China’s ‘National Team’ Boosts Stock Market Intervention Amid Sudden Surge in Assets
China’s “national team,” a group of state-run funds, has ramped up its intervention in the stock market following a significant increase in assets at top exchange-traded funds (ETFs). At the end of 2023, the combined net assets of the five ETFs that track the CSI 300 Index and the Shanghai Stock Exchange’s top 50 stocks reached 339 billion yuan. This figure decreased to 194 billion yuan by June 30 and 185 billion yuan by March 31 last year. Managed by E Fund Management, Huatai-PineBridge Asset Management, China Asset Management, and Harvest Fund Management, the nation’s top five ETFs had net assets of US$79.2 billion on February 9.
The surge in assets at these major ETFs is being viewed as a reflection of increased market intervention by the state-run funds, who are known as the “national team.” This intensified intervention comes after a three-year market slump that extended to January this year.
While the state support has not completely reversed the major stock losses, the CSI 300 Index is still slightly below its starting point for the year. Notably, top ETF holdings such as Kweichow Mao-tai, Ping An Insurance, China Merchants Bank, and CATL are trading between 1.2 percent and 31 percent below their June 2023 levels.
Kinger Lau, chief China equity strategist, believes that direct government sponsorship is the most effective way to lift share prices and boost short-term sentiment. However, he also emphasizes the need for more forceful and transparent policy easing and reforms to sustainably re-rate China equities and boost confidence in the private economy.
Lau highlights the macro challenges faced by China, including property, leverage, and the banking system, which are impacting potential growth. Additionally, factors such as an aging population, domestic policy uncertainty, tech restrictions, and geopolitical concerns are affecting portfolio flows and asset valuations.

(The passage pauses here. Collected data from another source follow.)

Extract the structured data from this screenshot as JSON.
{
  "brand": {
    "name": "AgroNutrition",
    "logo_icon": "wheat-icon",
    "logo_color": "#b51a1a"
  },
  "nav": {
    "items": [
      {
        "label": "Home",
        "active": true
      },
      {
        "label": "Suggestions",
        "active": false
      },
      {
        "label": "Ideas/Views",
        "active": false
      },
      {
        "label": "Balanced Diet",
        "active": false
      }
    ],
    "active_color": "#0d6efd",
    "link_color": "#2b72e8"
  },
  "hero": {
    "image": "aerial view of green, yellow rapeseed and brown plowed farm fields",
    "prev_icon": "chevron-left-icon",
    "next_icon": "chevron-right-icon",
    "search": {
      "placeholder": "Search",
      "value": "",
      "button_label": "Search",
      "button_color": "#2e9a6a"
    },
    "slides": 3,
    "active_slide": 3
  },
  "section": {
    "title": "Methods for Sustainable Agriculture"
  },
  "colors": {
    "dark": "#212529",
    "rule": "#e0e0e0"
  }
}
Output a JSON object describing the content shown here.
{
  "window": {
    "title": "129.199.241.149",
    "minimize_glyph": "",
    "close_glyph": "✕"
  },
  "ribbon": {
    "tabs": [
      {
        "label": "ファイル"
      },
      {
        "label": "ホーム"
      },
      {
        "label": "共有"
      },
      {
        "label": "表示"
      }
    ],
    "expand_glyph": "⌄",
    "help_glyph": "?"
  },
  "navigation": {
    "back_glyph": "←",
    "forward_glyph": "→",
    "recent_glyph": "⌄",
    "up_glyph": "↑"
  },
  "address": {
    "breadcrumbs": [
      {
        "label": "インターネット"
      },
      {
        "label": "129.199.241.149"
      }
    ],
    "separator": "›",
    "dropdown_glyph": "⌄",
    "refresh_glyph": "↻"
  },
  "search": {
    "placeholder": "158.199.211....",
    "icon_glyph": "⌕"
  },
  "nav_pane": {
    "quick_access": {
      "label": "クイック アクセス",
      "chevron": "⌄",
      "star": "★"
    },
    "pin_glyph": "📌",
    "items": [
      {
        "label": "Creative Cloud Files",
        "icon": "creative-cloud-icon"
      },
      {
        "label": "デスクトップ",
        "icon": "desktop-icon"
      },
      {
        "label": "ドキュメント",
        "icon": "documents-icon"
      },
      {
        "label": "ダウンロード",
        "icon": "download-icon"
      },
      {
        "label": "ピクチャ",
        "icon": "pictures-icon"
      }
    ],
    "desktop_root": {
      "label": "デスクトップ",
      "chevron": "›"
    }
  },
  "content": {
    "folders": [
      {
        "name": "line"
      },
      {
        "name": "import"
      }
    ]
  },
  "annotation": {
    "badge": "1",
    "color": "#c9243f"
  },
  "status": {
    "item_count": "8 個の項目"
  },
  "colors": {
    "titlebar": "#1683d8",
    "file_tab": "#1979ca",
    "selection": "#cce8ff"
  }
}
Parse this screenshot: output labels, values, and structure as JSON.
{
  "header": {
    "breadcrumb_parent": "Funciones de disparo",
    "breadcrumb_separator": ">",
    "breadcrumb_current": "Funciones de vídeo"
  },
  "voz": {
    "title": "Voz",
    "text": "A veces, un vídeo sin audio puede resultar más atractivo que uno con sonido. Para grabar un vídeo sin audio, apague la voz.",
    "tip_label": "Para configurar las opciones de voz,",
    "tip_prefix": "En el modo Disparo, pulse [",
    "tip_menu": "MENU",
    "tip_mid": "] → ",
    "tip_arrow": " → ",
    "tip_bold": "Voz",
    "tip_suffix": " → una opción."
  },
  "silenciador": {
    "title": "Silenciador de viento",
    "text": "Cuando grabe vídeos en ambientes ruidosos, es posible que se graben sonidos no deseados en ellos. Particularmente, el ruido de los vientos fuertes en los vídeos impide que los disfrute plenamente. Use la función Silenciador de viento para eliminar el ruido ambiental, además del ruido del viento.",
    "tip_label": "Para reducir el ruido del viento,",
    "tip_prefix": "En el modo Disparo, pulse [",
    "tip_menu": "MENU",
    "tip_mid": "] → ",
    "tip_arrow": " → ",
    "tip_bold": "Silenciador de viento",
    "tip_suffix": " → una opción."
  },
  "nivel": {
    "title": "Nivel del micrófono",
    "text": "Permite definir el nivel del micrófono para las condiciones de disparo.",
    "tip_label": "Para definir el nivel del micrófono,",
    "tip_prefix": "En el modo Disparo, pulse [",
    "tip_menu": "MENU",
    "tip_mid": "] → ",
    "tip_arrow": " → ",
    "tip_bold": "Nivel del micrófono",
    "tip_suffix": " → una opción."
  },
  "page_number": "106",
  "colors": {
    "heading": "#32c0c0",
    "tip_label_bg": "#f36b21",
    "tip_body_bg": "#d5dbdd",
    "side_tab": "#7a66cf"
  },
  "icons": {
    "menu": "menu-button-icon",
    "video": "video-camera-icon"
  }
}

The weakness in the equity market has raised concerns among policymakers in Beijing. They are increasingly worried about the negative feedback loop between declining investor sentiment and a negative wealth effect on the real economy.
To stabilize index levels, Central Huijin Investment, a unit within China’s sovereign wealth fund, recently pledged to increase its holdings in ETFs and ensure the stable operation of capital markets.
Furthermore, China’s commercial banks have made a 25-basis point cut to the five-year loan prime rate, the largest reduction in the key mortgage rate since at least 2019.
Richard Tang, an Asia equity analyst in Hong Kong, predicts that the “national team” will continue to buy stocks in the near term to establish a floor for index levels. He believes that the market momentum is stabilizing.
Analyst comment
Positive news: The “national team” in China has increased their intervention in the stock market, which is seen as a reflection of increased market support. This comes after a three-year market slump and is expected to stabilize index levels. China’s commercial banks have also made a significant cut to the loan prime rate.
Short analysis: The intervention by the “national team” and the rate cut by commercial banks are likely to stabilize the market in the near term. However, sustained market growth will require more forceful policy support and reforms to address macro challenges and boost confidence in the private economy.